Ты видишь, как все это произойдет уже в каждом сне: вот наступает день и ты, в своей, уже изрядно потрепанной, форме, выходишь за ворота в ночь, и створки со скрипом закрываются у тебя за спиной. Ты закидываешь мешок за плечи, и, не оглядываясь, ступаешь в темноту, и с каждым шагом, удаляясь от ворот, ты растворяешься в том мире, откуда когда-то пришел… Растворяешься, вместе с робкой надеждой, что больше уже тебя никогда не угораздит появиться снова в том странном и страшном мире. Но вот во мгле уже окончательно исчезает «планета», где тебе довелось провести какое-то время, а ты все удаляешься и удаляешься, и все больше в тебе крепнет все таже надежда, переходящая уже в твердую уверенность: «Больше никогда!»
Гусиноозерский кошмар
Как-то в одну из ночей, не то в карауле, не то в каком-то наряде, я читал книгу некоего мистика (имени уже не припомню), отпечатанную на машинке. Поскольку это был откровенный «самиздат», книгу ту мне дали по большому секрету, и как тогда было принято – на одну ночь. Не скажу, что я был в восторге от всего прочитанного, но кое какие мысли мне тогда показались остроумными. Например, тот автор считал, что Земля – это нечто вроде тюрьмы, и рождаются на ней лишь те, кто был осужден за прежние преступления. Наверное, – подумалось мне тогда, – если это правда, то в каких-нибудь отсталых и опасных регионах, рождаются бывшие злосные «рецидивисты», а, скажем в Англии или Италии – бывшие «мелкие хулиганы». Я же, наверное, был и вовсе осужден за то, что украл в ларьке булочку с маком, поскольку по жизни мне везло практически всегда. Кто-то скажет, что я просто родился «под счастливой звездой», и все другие теории ни при чем. Не знаю… Да и кто знает наверняка? Но теория, о которой я говорил, мне тогда настолько понравилась. Я вдруг ясно понял, что всегда видел и легко принимал мистическую сторону бытия, даже тогда, когда получал пятерки по марксизму-ленинизму. И, видимо, это развило во мне нечто вроде интуиции, позволявшей обходить неприятности стороной.

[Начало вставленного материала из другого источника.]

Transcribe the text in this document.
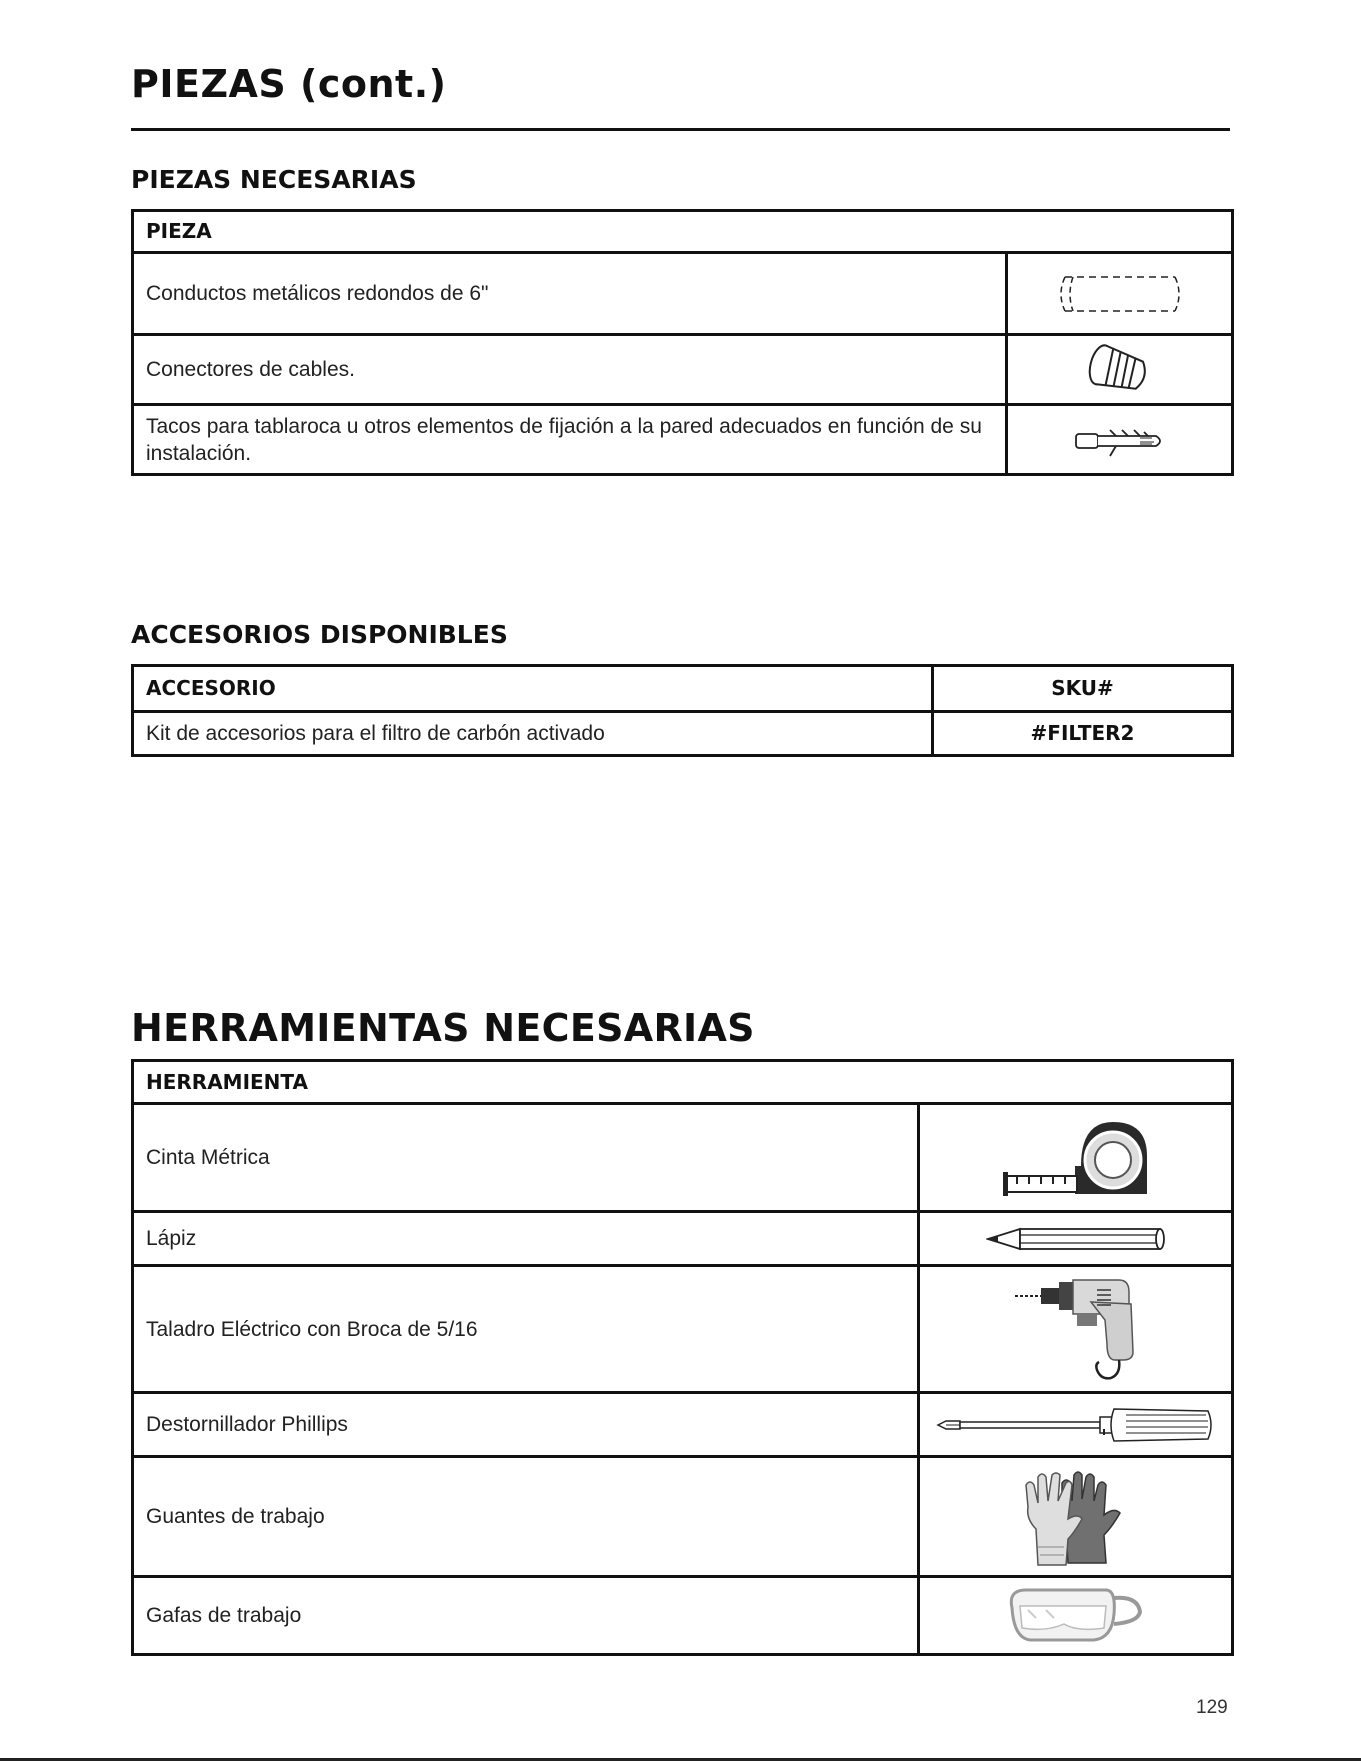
PIEZAS (cont.)
PIEZAS NECESARIAS
PIEZA	
Conductos metálicos redondos de 6"	
Conectores de cables.	
Tacos para tablaroca u otros elementos de fijación a la pared adecuados en función de su instalación.	
ACCESORIOS DISPONIBLES
ACCESORIO	SKU#
Kit de accesorios para el filtro de carbón activado	#FILTER2
HERRAMIENTAS NECESARIAS
HERRAMIENTA	
Cinta Métrica	
Lápiz	
Taladro Eléctrico con Broca de 5/16	
Destornillador Phillips	
Guantes de trabajo	
Gafas de trabajo	
129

Что до учения Маркса-Энгельса-Ленина, то нет, оно мне не было близко нисколько, и, разумеется, я не считал Марксизм бессмертным, вовсе нет. Просто нести откровенную галиматью, запасшись вырванными с кровью цитатами, было совсем не сложно. Еще в десятом классе на обществоведении, я вдруг понял одну страшную истину, которая, впрочем, воспринималась мною с большим юмором: коммунизм нежизнеспособен с точки зрения самого марксистско-ленинского учения, точнее, с точки зрения исторического и диалектического материализма.
Я никогда не списывал никакие конспекты работ классиков, напротив – я обожал их читать, злорадно находя множество логических натяжек и нестыковок, впрочем, понятных уже окончательно, лишь теперь, в наши дни, когда все уже состоялось, давно себя исчерпало и теперь успешно «дышало на ладан». За подкованность в первоисточниках меня любили все те, кто успешно кормился с этой демагогии: преподаватели политэкономии, философы и даже политруки. Последние, поняв, что я могу на знании первоисточников посадить в лужу кого угодно, были мне молчаливо благодарны за то, что во время политзанятий я, в основном, помалкивал. А было это порой совсем непросто! Однако я находил в себе силы молчать даже тогда, когда замполит дивизиона капитан Пискунов вещал с кафедры, что евреи – это некая христианская секта, в которой все члены хитрые, коварные и вообще – хорошего от них не жди, и пример тому – израильская военщина!
Когда заканчивался первый год моей службы, произошло несколько важных событий. Первым было то, что вся бригада собиралась в Казахстан на боевые стрельбы, второе – это то, что сбежал прапорщик – начальник отделения управления бригады, без которого на стрельбах обойтись крайне сложно. И, наконец, третьим в этой цепи было то обстоятельство, что моя пусковая установка стояла под боевыми ракетами и трогать их – ни-ни! А потому – я никуда ехать не собирался и уже предвкушал скорую охоту на косуль. Я день за днем подбивал своего приятеля, начальника столовой прапорщика Груздя отнестись к делу посерьезнее, то есть, когда придет время «Ч» – одолжить, например, комбриговский УАЗик, с тем, чтобы углубиться в полигон километров на пятьдесят. Да, надо сказать, что городок у нас был совсем небольшой, и стоял на краю огромного полигона, размером, эдак километров семьдесят пять на сто. Разумеется, что это была запретная для простых смертных зона, и потому там было полно грибов, ягод и всякой дичи. Иван размышлял и кивал, сам уже пылая нетерпением, но ничего пока что не обещал.